Gomez

Commodore Ballroom, Vancouver BC - February 4, 2004

BY Martin TurennePublished Mar 1, 2004

The first published record review I ever wrote was of 1999's Liquid Skin, the sophomore album by England's Gomez. In it, I described the Southport-based six-piece as "one of the best new rock bands in the world." Yikes, what dark days for rock those must have been, because when the Brits took the stage in Vancouver on a recent weekday night, they scarcely resembled the aces I'd once touted them as. Instead, the capacity crowd witnessed one of the loosest live displays in recent memory — a messy two-hour exercise in jam-band revivalism that left me cold. Luckily for the Brits, I was in the minority that night, as a roomful of Anglophiles lapped up every careening guitar solo and sloppy drum fill, revelling in the cheeba-fuelled musical mayhem blaring through the Commodore's commendable sound system. What is it about jam bands that elicit such a fervent reaction from their followers?

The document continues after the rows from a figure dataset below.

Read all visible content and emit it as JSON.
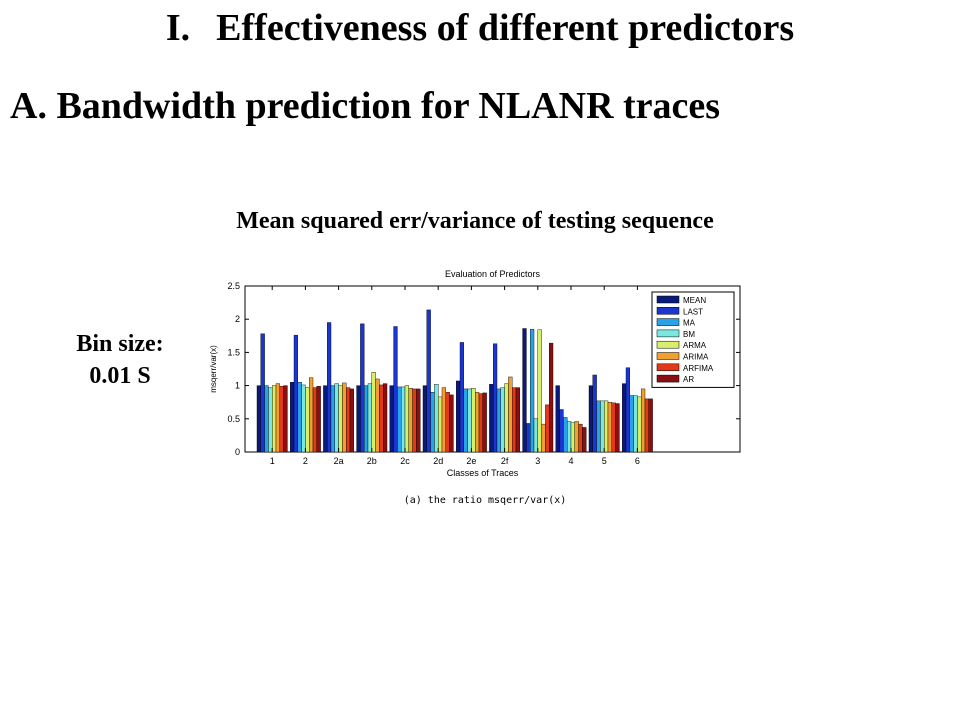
{
  "slide": {
    "heading_number": "I.",
    "heading_text": "Effectiveness of different predictors",
    "subheading": "A. Bandwidth prediction for NLANR traces",
    "subtitle": "Mean squared err/variance of testing sequence",
    "bin_label": "Bin size:",
    "bin_value": "0.01 S",
    "caption": "(a) the ratio msqerr/var(x)"
  },
  "chart_data": {
    "type": "bar",
    "title": "Evaluation of Predictors",
    "xlabel": "Classes of Traces",
    "ylabel": "msqerr/var(x)",
    "ylim": [
      0,
      2.5
    ],
    "yticks": [
      0,
      0.5,
      1,
      1.5,
      2,
      2.5
    ],
    "grid": false,
    "legend_position": "top-right",
    "categories": [
      "1",
      "2",
      "2a",
      "2b",
      "2c",
      "2d",
      "2e",
      "2f",
      "3",
      "4",
      "5",
      "6"
    ],
    "series": [
      {
        "name": "MEAN",
        "color": "#0a1a7a",
        "values": [
          1.0,
          1.05,
          1.0,
          1.0,
          1.0,
          1.0,
          1.07,
          1.02,
          1.86,
          1.0,
          1.0,
          1.03
        ]
      },
      {
        "name": "LAST",
        "color": "#1a35d0",
        "values": [
          1.78,
          1.76,
          1.95,
          1.93,
          1.89,
          2.14,
          1.65,
          1.63,
          0.43,
          0.64,
          1.16,
          1.27
        ]
      },
      {
        "name": "MA",
        "color": "#2aa2e8",
        "values": [
          1.0,
          1.05,
          1.0,
          1.0,
          0.98,
          0.9,
          0.95,
          0.95,
          1.85,
          0.52,
          0.77,
          0.85
        ]
      },
      {
        "name": "BM",
        "color": "#7ae8e0",
        "values": [
          0.97,
          1.01,
          1.03,
          1.03,
          0.98,
          1.02,
          0.95,
          0.97,
          0.5,
          0.46,
          0.77,
          0.85
        ]
      },
      {
        "name": "ARMA",
        "color": "#d8ef6a",
        "values": [
          1.0,
          0.97,
          1.0,
          1.2,
          1.0,
          0.83,
          0.96,
          1.03,
          1.84,
          0.44,
          0.77,
          0.83
        ]
      },
      {
        "name": "ARIMA",
        "color": "#f0a030",
        "values": [
          1.03,
          1.12,
          1.04,
          1.1,
          0.96,
          0.97,
          0.9,
          1.13,
          0.42,
          0.46,
          0.75,
          0.95
        ]
      },
      {
        "name": "ARFIMA",
        "color": "#e03a1a",
        "values": [
          0.99,
          0.97,
          0.97,
          1.01,
          0.95,
          0.9,
          0.88,
          0.97,
          0.71,
          0.42,
          0.74,
          0.8
        ]
      },
      {
        "name": "AR",
        "color": "#8a0f10",
        "values": [
          1.0,
          0.99,
          0.95,
          1.03,
          0.95,
          0.86,
          0.89,
          0.97,
          1.64,
          0.37,
          0.73,
          0.8
        ]
      }
    ]
  }
}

At the very least, groups like Phish are comprised of highly talented players that are able to craft hypnotic passages of cyclical sound, casting a trance-like spell over listeners. Gomez's musicians, meanwhile, are competent at best, a point hammered forcefully home every time they tacked an "improvised" tag onto a well-known song. The sole highlight of the night was their rendition of "Revolutionary Kind," a lilting admixture of acoustic guitars, bongo drums, echoed sighs and dreamy computerised accents. Anchored by singer Ben Ottewell's whiskey-coated vocals, the song encapsulates all of the sextet's strengths, a point made all the more sadly clear when Ottewell's band-mate Tom Gray stepped to the mic to deliver a new batch of songs. Marred by their straightforward country-rock approach and Gray's vocal inadequacies, Gomez's new material leaves me no reason to believe that the band's forthcoming album will revive my interest in their music. But don't try telling that to the 1,000 or so punters who lapped up every second of this show.